Nvidia this week highlighted an early deployment of its Vera CPU at Los Alamos National Laboratory (LANL). The processor is being used to support URSA, the laboratory’s Universal Research and Scientific Agent platform. URSA is built to help researchers write code, run simulations, use scientific tools, and analyze results. For the past few years, every […] The post Beyond GPUs: Nvidia Showcases Vera CPU for Scientific AI at Los Alamos appeared first on HPCwire .
Nvidia is expanding its hardware dominance beyond GPUs into CPUs, specifically targeting scientific AI, as the demand for diverse compute architectures for complex AI workloads intensifies.

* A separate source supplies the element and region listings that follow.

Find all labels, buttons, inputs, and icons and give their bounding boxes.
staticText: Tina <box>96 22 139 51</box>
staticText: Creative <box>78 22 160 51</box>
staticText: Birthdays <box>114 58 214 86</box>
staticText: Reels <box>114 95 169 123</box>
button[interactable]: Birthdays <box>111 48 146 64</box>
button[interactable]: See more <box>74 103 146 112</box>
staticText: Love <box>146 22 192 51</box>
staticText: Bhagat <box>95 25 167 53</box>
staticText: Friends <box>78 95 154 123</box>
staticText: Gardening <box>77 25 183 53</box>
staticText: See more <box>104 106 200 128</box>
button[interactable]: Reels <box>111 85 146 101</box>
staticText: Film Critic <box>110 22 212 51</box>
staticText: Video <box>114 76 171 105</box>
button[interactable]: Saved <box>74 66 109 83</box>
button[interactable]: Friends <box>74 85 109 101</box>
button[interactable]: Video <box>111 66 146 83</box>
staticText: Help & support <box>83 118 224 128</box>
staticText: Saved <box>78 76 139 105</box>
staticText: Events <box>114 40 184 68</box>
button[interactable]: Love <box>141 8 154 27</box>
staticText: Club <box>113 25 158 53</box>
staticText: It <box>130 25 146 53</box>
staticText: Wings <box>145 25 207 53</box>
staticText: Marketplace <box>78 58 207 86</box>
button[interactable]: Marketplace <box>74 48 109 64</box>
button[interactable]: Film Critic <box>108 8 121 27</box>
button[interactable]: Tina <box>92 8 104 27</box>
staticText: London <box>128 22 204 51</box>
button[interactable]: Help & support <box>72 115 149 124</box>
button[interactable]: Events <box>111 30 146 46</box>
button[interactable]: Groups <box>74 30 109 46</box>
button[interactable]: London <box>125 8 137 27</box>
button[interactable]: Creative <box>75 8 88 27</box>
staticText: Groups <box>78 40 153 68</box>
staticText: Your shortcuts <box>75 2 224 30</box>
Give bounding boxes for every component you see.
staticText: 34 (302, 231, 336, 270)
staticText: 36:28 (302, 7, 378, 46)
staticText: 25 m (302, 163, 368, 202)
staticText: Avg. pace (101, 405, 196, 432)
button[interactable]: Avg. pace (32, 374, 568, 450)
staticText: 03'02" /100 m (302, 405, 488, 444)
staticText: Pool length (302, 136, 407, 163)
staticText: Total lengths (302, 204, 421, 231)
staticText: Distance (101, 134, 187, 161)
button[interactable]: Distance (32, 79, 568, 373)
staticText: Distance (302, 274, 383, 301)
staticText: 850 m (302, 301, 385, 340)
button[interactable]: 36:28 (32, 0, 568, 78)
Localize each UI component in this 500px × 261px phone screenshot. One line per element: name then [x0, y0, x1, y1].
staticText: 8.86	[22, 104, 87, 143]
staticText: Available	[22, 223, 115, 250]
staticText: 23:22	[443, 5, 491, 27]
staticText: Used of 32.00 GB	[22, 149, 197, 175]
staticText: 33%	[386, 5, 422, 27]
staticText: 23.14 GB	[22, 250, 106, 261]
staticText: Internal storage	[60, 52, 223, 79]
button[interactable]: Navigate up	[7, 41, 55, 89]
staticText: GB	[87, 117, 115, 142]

This move by Nvidia indicates a broader strategy to capture more of the scientific computing market and diversify its offerings, potentially reshaping hardware-software co-design for AI in research.
Nvidia is no longer exclusively a GPU company, positioning itself as a full-spectrum compute provider, which could challenge established CPU players in high-performance computing and scientific AI.
- · Nvidia
- · Los Alamos National Laboratory
- · Scientific AI researchers
- · Intel (traditional CPU dominance)
- · AMD (competitor in HPC CPUs/GPUs)
Nvidia strengthens its ecosystem lock-in by offering both CPU and GPU solutions to scientific institutions.
Increased competition in the HPC CPU market could accelerate innovation and drive down costs for research facilities.
The development of agentic AI platforms like URSA on specialized hardware could lead to breakthroughs in autonomous scientific discovery.